Data dari Global Forest Watch mencatat, dalam kurun waktu 22 tahun, sekitar 11.700 hektar hutan primer di Raja Ampat telah hilang.
Hutan jenis tersebut memiliki peran penting secara ekologis karena umumnya sudah tua, belum terganggu, dan menyimpan cadangan karbon serta keanekaragaman hayati yang sangat besar.
Kehilangan itu menyumbang 76 persen dari total kehilangan tutupan pohon di wilayah tersebut dalam periode 2002 hingga 2024.
Secara persentase, luas hutan primer yang hilang baru mencakup 1,8 persen dari keseluruhan hutan primer yang masih ada—artinya sebagian besar hutan primer masih tetap utuh.
Namun, angka kecil tak bisa serta merta dibilang "cuma". Jika ditarik lebih luas, sejak tahun 2001 hingga 2024, Raja Ampat telah kehilangan 15.900 hektar tutupan pohon, melepaskan sekitar 11,4 juta ton emisi karbon dioksida ekuivalen (CO2e) ke atmosfer.
Selain itu, salah satu aspek yang jarang dibahas adalah penyebab utama deforestasi di wilayah ini.
Dari data yang sama, sekitar 30 persen kehilangan tutupan pohon antara 2001 hingga 2024 terjadi di area yang terdampak langsung oleh faktor-faktor pendorong deforestasi seperti pembangunan dan perkebunan skala besar.
Baca juga: Pertemuan Langka Dua Pari Manta, Panggilan Konservasi Laut Raja Ampat
Permukiman dan infrastruktur menyumbang deforestasi sekitar 632 hektar, pertambangan dan perkebunan skala besar sebesar 332 hektar.
Sementara itu, penebangan (baik legal maupun ilegal) menyumbang kehilangan sekitar 5.500 hektar, kebakaran hutan sebesar 2.710 hektar, serta gangguan alam dan manusia lainnya seluas 867 hektar.

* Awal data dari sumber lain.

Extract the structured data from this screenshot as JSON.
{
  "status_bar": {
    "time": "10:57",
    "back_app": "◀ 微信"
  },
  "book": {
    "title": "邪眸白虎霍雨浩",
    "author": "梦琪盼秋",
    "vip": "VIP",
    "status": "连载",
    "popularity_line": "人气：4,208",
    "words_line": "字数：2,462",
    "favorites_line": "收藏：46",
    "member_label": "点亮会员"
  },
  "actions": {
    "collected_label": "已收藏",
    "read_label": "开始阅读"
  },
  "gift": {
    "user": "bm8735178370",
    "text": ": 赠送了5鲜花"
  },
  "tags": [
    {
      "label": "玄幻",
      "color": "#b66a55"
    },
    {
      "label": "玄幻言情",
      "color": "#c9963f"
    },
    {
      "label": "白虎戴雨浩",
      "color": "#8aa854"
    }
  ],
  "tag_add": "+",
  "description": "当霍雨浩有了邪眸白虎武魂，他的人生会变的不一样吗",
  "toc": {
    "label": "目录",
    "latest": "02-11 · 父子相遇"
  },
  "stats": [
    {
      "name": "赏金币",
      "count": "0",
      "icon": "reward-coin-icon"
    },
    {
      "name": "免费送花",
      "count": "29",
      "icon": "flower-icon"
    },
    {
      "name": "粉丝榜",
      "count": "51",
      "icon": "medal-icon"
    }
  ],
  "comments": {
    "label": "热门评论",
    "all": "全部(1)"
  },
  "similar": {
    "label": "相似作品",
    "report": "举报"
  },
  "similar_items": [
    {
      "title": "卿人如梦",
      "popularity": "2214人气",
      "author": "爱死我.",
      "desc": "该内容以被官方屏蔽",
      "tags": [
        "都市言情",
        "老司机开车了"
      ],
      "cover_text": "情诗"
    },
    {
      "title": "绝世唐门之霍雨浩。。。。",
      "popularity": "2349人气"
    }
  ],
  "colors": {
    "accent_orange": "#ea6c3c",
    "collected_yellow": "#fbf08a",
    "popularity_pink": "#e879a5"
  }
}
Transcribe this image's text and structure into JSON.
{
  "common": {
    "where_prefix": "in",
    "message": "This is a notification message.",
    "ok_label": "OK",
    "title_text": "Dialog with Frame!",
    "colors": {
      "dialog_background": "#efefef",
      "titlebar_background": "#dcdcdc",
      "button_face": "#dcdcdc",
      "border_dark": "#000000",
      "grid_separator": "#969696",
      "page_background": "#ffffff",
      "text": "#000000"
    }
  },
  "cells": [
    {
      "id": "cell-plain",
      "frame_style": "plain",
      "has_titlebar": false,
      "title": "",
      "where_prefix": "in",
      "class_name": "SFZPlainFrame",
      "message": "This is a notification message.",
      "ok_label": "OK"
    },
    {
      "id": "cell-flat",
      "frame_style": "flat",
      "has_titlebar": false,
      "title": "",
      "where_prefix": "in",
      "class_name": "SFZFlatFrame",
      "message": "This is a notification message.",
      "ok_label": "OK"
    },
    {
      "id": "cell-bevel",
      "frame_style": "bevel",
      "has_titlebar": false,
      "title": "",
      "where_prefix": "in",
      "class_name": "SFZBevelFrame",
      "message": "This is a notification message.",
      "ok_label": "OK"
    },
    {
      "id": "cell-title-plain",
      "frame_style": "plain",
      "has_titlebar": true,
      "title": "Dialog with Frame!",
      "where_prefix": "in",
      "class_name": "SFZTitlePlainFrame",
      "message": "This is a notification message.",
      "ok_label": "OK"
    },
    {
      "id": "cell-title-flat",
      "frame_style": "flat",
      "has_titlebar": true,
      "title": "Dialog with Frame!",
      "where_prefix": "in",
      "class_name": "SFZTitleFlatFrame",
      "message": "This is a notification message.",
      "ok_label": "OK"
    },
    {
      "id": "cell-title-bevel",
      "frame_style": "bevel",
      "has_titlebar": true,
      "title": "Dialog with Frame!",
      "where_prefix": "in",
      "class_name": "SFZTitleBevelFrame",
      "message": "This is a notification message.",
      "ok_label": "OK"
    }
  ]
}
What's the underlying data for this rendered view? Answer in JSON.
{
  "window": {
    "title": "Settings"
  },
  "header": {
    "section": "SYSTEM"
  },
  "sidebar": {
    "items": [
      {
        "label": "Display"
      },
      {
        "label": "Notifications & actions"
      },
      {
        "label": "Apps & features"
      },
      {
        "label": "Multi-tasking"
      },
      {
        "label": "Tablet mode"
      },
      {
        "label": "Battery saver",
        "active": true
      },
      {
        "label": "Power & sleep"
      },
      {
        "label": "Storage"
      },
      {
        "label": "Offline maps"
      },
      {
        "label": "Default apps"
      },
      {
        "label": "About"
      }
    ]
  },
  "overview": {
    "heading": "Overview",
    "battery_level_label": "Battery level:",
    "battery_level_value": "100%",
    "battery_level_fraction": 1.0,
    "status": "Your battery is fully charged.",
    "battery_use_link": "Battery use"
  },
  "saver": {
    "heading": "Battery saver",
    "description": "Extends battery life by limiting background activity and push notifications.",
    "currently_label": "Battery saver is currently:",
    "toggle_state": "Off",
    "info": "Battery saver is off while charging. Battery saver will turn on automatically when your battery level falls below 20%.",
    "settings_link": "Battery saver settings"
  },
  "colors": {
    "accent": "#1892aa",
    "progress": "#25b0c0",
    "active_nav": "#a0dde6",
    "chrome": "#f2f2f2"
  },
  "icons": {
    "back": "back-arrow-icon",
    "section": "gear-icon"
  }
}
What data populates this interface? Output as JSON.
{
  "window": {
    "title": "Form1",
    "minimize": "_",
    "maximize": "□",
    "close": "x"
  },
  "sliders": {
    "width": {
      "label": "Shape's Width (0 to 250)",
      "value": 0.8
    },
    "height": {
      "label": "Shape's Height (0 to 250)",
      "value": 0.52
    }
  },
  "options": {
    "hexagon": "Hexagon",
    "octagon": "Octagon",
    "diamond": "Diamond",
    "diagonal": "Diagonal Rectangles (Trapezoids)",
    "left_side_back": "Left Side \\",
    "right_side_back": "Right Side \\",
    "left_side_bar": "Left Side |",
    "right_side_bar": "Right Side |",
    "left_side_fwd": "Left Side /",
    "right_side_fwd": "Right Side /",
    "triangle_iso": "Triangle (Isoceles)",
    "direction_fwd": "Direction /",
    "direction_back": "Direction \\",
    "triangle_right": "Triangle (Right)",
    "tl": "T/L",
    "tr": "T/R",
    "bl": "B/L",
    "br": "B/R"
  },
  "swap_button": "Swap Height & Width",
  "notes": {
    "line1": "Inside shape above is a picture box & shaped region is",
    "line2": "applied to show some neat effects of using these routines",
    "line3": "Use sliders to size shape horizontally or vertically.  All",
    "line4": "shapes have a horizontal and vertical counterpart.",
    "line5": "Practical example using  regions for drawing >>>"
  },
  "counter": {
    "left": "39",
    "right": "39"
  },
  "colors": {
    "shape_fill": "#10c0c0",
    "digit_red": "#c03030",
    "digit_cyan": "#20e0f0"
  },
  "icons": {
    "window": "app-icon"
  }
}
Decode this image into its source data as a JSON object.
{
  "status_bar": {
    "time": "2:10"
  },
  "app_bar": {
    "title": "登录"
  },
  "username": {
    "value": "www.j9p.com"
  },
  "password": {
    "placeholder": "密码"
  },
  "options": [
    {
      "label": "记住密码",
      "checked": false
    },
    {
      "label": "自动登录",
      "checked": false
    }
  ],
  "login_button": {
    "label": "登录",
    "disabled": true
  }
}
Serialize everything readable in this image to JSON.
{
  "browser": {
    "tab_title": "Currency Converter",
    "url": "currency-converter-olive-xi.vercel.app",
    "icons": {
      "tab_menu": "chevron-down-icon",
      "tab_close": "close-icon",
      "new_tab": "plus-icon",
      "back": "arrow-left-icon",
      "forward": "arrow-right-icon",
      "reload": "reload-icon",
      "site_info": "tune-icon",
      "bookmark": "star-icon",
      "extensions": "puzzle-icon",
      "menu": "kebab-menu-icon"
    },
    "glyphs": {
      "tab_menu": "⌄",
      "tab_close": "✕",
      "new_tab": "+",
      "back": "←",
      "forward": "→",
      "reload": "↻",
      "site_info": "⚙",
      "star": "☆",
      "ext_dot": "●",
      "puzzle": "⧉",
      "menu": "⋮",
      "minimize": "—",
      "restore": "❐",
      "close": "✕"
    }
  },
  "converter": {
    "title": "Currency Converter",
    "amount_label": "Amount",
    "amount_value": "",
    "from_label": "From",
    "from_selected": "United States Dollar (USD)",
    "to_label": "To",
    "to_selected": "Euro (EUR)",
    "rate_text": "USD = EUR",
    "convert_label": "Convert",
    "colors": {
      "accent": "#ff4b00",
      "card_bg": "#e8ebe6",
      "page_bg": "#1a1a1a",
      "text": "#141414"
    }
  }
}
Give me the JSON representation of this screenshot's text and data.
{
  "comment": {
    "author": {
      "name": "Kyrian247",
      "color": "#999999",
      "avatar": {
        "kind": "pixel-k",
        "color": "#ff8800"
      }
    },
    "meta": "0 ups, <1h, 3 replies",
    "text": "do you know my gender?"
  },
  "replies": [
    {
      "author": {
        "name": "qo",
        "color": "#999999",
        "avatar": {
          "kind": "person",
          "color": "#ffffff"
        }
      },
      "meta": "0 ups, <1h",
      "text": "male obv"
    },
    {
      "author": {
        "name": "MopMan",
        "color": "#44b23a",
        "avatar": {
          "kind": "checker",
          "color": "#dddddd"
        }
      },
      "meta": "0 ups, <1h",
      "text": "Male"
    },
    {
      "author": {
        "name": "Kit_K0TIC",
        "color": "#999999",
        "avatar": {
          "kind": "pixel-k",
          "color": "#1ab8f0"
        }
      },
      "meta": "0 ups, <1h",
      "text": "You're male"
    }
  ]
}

Tahun terparah terjadi pada 2016, ketika sebanyak 645 hektar tutupan pohon hilang akibat kebakaran.
Pembukaan lahan hutan untuk pertambangan, perkebunan skala besar, dan pembangunan infrastruktur, jika diteruskan, tak ramah lingkungan berpotensi memicu dampak buruk.
Kita masih punya harapan untuk menyelamatkan Raja Ampat. Sebagian besar hutan tidak mengalami perubahan signifikan., Selain itu, ekosistem hutan Raja Ampat saat ini masih bisa memperbaiki diri.
Meski sempat mengalami kehilangan tutupan, tercatat ada pertambahan tutupan pohon seluas 474 hektar antara tahun 2000 hingga 2020.
Ada hutan yang perlu dimonitor agar tidak hilang. Lahan terganggu tercatat mencapai 23.000 hektar. Ini menunjukkan adanya tekanan yang mungkin disebabkan oleh aktivitas manusia atau bencana alam selama periode tersebut.
Berdasarkan data peringatan kebakaran hutan (VIIRS) dengan tingkat keyakinan tinggi dari Global Forest Watch, ancaman kebakaran hutan pada 2025 tergolong rendah dibandingkan dengan tahun-tahun sebelumnya.
Kini, pertanyaannya bukan lagi apakah Raja Ampat akan berubah, melainkan seberapa jauh kita mampu menahan laju kerusakannya.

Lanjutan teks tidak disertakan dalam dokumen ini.